Determination of intracellular mPTP levels
The generation of mPTP was determined according to the manufacturer’s instructions using an mPTP assay kit (BestBio, Shanghai, China). Each sample was treated with 5 µl of BbcellProbe™ M61 probe (200 µM) for 15 minutes and quencher for 15 minutes at 37°C. Opening of mPTP results in a decrease of fluorescence. Fluorescence was measured by flow cytometry (Mindray, Shenzhen, China), with 10,000 events collecting.

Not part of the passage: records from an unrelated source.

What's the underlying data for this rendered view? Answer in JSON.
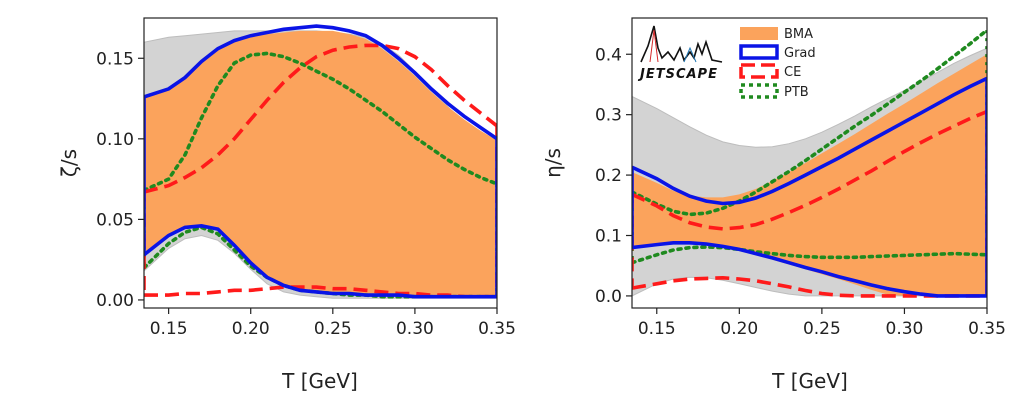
{
  "colors": {
    "prior_gray": "#d3d3d3",
    "bma": "#fba35c",
    "grad": "#0a14e6",
    "ce": "#ff1a1a",
    "ptb": "#1f8a1f"
  },
  "logo": {
    "text": "JETSCAPE"
  },
  "legend": [
    "BMA",
    "Grad",
    "CE",
    "PTB"
  ],
  "chart_data": [
    {
      "type": "area",
      "xlabel": "T [GeV]",
      "ylabel": "ζ/s",
      "xlim": [
        0.135,
        0.35
      ],
      "ylim": [
        -0.005,
        0.175
      ],
      "xticks": [
        0.15,
        0.2,
        0.25,
        0.3,
        0.35
      ],
      "yticks": [
        0.0,
        0.05,
        0.1,
        0.15
      ],
      "xtick_labels": [
        "0.15",
        "0.20",
        "0.25",
        "0.30",
        "0.35"
      ],
      "ytick_labels": [
        "0.00",
        "0.05",
        "0.10",
        "0.15"
      ],
      "x": [
        0.135,
        0.15,
        0.16,
        0.17,
        0.18,
        0.19,
        0.2,
        0.21,
        0.22,
        0.23,
        0.24,
        0.25,
        0.26,
        0.27,
        0.28,
        0.29,
        0.3,
        0.31,
        0.32,
        0.33,
        0.34,
        0.35
      ],
      "prior_band": {
        "upper": [
          0.16,
          0.163,
          0.164,
          0.165,
          0.166,
          0.167,
          0.167,
          0.167,
          0.167,
          0.167,
          0.167,
          0.166,
          0.165,
          0.163,
          0.159,
          0.152,
          0.142,
          0.131,
          0.12,
          0.11,
          0.101,
          0.093
        ],
        "lower": [
          0.018,
          0.032,
          0.038,
          0.04,
          0.037,
          0.029,
          0.019,
          0.01,
          0.005,
          0.003,
          0.002,
          0.001,
          0.001,
          0.001,
          0.001,
          0.001,
          0.001,
          0.001,
          0.001,
          0.001,
          0.001,
          0.001
        ]
      },
      "bma_band": {
        "upper": [
          0.125,
          0.131,
          0.138,
          0.147,
          0.155,
          0.16,
          0.163,
          0.165,
          0.166,
          0.167,
          0.167,
          0.167,
          0.165,
          0.162,
          0.156,
          0.148,
          0.139,
          0.129,
          0.12,
          0.112,
          0.105,
          0.099
        ],
        "lower": [
          0.028,
          0.04,
          0.044,
          0.046,
          0.043,
          0.033,
          0.022,
          0.013,
          0.008,
          0.006,
          0.004,
          0.004,
          0.003,
          0.003,
          0.003,
          0.003,
          0.002,
          0.002,
          0.002,
          0.002,
          0.002,
          0.002
        ]
      },
      "series": [
        {
          "name": "Grad",
          "role": "upper",
          "values": [
            0.126,
            0.131,
            0.138,
            0.148,
            0.156,
            0.161,
            0.164,
            0.166,
            0.168,
            0.169,
            0.17,
            0.169,
            0.167,
            0.164,
            0.158,
            0.15,
            0.141,
            0.131,
            0.122,
            0.114,
            0.107,
            0.1
          ]
        },
        {
          "name": "Grad",
          "role": "lower",
          "values": [
            0.028,
            0.04,
            0.045,
            0.046,
            0.044,
            0.034,
            0.023,
            0.014,
            0.009,
            0.006,
            0.005,
            0.004,
            0.004,
            0.003,
            0.003,
            0.003,
            0.002,
            0.002,
            0.002,
            0.002,
            0.002,
            0.002
          ]
        },
        {
          "name": "CE",
          "role": "upper",
          "values": [
            0.067,
            0.071,
            0.076,
            0.082,
            0.09,
            0.1,
            0.112,
            0.124,
            0.135,
            0.144,
            0.151,
            0.155,
            0.157,
            0.158,
            0.158,
            0.156,
            0.151,
            0.143,
            0.133,
            0.124,
            0.116,
            0.108
          ]
        },
        {
          "name": "CE",
          "role": "lower",
          "values": [
            0.003,
            0.003,
            0.004,
            0.004,
            0.005,
            0.006,
            0.006,
            0.007,
            0.008,
            0.008,
            0.008,
            0.007,
            0.007,
            0.006,
            0.005,
            0.004,
            0.004,
            0.003,
            0.003,
            0.002,
            0.002,
            0.002
          ]
        },
        {
          "name": "PTB",
          "role": "upper",
          "values": [
            0.068,
            0.075,
            0.09,
            0.113,
            0.133,
            0.147,
            0.152,
            0.153,
            0.151,
            0.147,
            0.142,
            0.137,
            0.131,
            0.124,
            0.117,
            0.109,
            0.101,
            0.094,
            0.087,
            0.081,
            0.076,
            0.072
          ]
        },
        {
          "name": "PTB",
          "role": "lower",
          "values": [
            0.02,
            0.035,
            0.042,
            0.045,
            0.041,
            0.031,
            0.021,
            0.014,
            0.009,
            0.006,
            0.005,
            0.004,
            0.003,
            0.003,
            0.002,
            0.002,
            0.002,
            0.002,
            0.002,
            0.002,
            0.002,
            0.002
          ]
        }
      ]
    },
    {
      "type": "area",
      "xlabel": "T [GeV]",
      "ylabel": "η/s",
      "xlim": [
        0.135,
        0.35
      ],
      "ylim": [
        -0.02,
        0.46
      ],
      "xticks": [
        0.15,
        0.2,
        0.25,
        0.3,
        0.35
      ],
      "yticks": [
        0.0,
        0.1,
        0.2,
        0.3,
        0.4
      ],
      "xtick_labels": [
        "0.15",
        "0.20",
        "0.25",
        "0.30",
        "0.35"
      ],
      "ytick_labels": [
        "0.0",
        "0.1",
        "0.2",
        "0.3",
        "0.4"
      ],
      "x": [
        0.135,
        0.15,
        0.16,
        0.17,
        0.18,
        0.19,
        0.2,
        0.21,
        0.22,
        0.23,
        0.24,
        0.25,
        0.26,
        0.27,
        0.28,
        0.29,
        0.3,
        0.31,
        0.32,
        0.33,
        0.34,
        0.35
      ],
      "prior_band": {
        "upper": [
          0.33,
          0.31,
          0.295,
          0.28,
          0.266,
          0.255,
          0.249,
          0.246,
          0.247,
          0.252,
          0.26,
          0.271,
          0.284,
          0.298,
          0.313,
          0.327,
          0.34,
          0.355,
          0.37,
          0.385,
          0.398,
          0.41
        ],
        "lower": [
          0.0,
          0.02,
          0.028,
          0.031,
          0.03,
          0.026,
          0.02,
          0.014,
          0.008,
          0.003,
          0.0,
          0.0,
          0.0,
          0.0,
          0.0,
          0.0,
          0.0,
          0.0,
          0.0,
          0.0,
          0.0,
          0.0
        ]
      },
      "bma_band": {
        "upper": [
          0.205,
          0.187,
          0.174,
          0.166,
          0.163,
          0.163,
          0.168,
          0.177,
          0.19,
          0.205,
          0.22,
          0.236,
          0.252,
          0.268,
          0.285,
          0.302,
          0.318,
          0.335,
          0.352,
          0.368,
          0.384,
          0.4
        ],
        "lower": [
          0.08,
          0.084,
          0.087,
          0.088,
          0.086,
          0.081,
          0.076,
          0.068,
          0.06,
          0.052,
          0.044,
          0.036,
          0.028,
          0.019,
          0.01,
          0.002,
          0.0,
          0.0,
          0.0,
          0.0,
          0.0,
          0.0
        ]
      },
      "series": [
        {
          "name": "Grad",
          "role": "upper",
          "values": [
            0.213,
            0.194,
            0.178,
            0.165,
            0.157,
            0.153,
            0.155,
            0.162,
            0.173,
            0.186,
            0.2,
            0.214,
            0.228,
            0.243,
            0.258,
            0.273,
            0.288,
            0.303,
            0.318,
            0.333,
            0.347,
            0.36
          ]
        },
        {
          "name": "Grad",
          "role": "lower",
          "values": [
            0.08,
            0.085,
            0.088,
            0.088,
            0.086,
            0.082,
            0.077,
            0.07,
            0.063,
            0.055,
            0.047,
            0.04,
            0.032,
            0.025,
            0.018,
            0.012,
            0.007,
            0.003,
            0.0,
            0.0,
            0.0,
            0.0
          ]
        },
        {
          "name": "CE",
          "role": "upper",
          "values": [
            0.168,
            0.149,
            0.133,
            0.121,
            0.114,
            0.111,
            0.113,
            0.118,
            0.127,
            0.138,
            0.15,
            0.163,
            0.177,
            0.192,
            0.207,
            0.223,
            0.239,
            0.254,
            0.268,
            0.281,
            0.294,
            0.305
          ]
        },
        {
          "name": "CE",
          "role": "lower",
          "values": [
            0.013,
            0.02,
            0.025,
            0.028,
            0.029,
            0.03,
            0.028,
            0.025,
            0.02,
            0.015,
            0.009,
            0.004,
            0.001,
            0.0,
            0.0,
            0.0,
            0.0,
            0.0,
            0.0,
            0.0,
            0.0,
            0.0
          ]
        },
        {
          "name": "PTB",
          "role": "upper",
          "values": [
            0.172,
            0.152,
            0.14,
            0.135,
            0.137,
            0.145,
            0.157,
            0.172,
            0.189,
            0.206,
            0.224,
            0.243,
            0.262,
            0.281,
            0.299,
            0.318,
            0.337,
            0.356,
            0.376,
            0.397,
            0.418,
            0.44
          ]
        },
        {
          "name": "PTB",
          "role": "lower",
          "values": [
            0.055,
            0.068,
            0.076,
            0.08,
            0.081,
            0.08,
            0.077,
            0.073,
            0.07,
            0.067,
            0.065,
            0.064,
            0.064,
            0.064,
            0.065,
            0.066,
            0.067,
            0.068,
            0.069,
            0.07,
            0.069,
            0.068
          ]
        }
      ]
    }
  ]
}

Determination of intracellular MMP levels
The MMP was determined using a JC-1 Mitochondrial Membrane Potential assay kit (Beyotime, Jiangsu, China). MDBK cells were washed with serum-free DMEM and incubated in JC-I working solution for 20 minutes in the dark at 37°C. After washing, the cells were re-suspended with JC-1 dye buffer, and JC-1 monomer fluorescence distribution and j-aggregates were measured. The fluorescence was measured by flow cytometry(Mindray, Shenzhen, China), with 10,000 events collecting. Mitochondrial depolarization of MDBK cells in the Mock and IBRV groups were calculated by a decrease in the red/green fluorescence intensity ratio.
Statistical analysis
The data are presented as the means ± standard error of mean (SEM). Statistical comparisons were performed using an unpaired Student’s t-test. the statistical significance was evaluated by Graphpad Prism 8.0 software. Relative to the control, * p < 0.05 and ** p < 0.05versus the control were regarded as significant.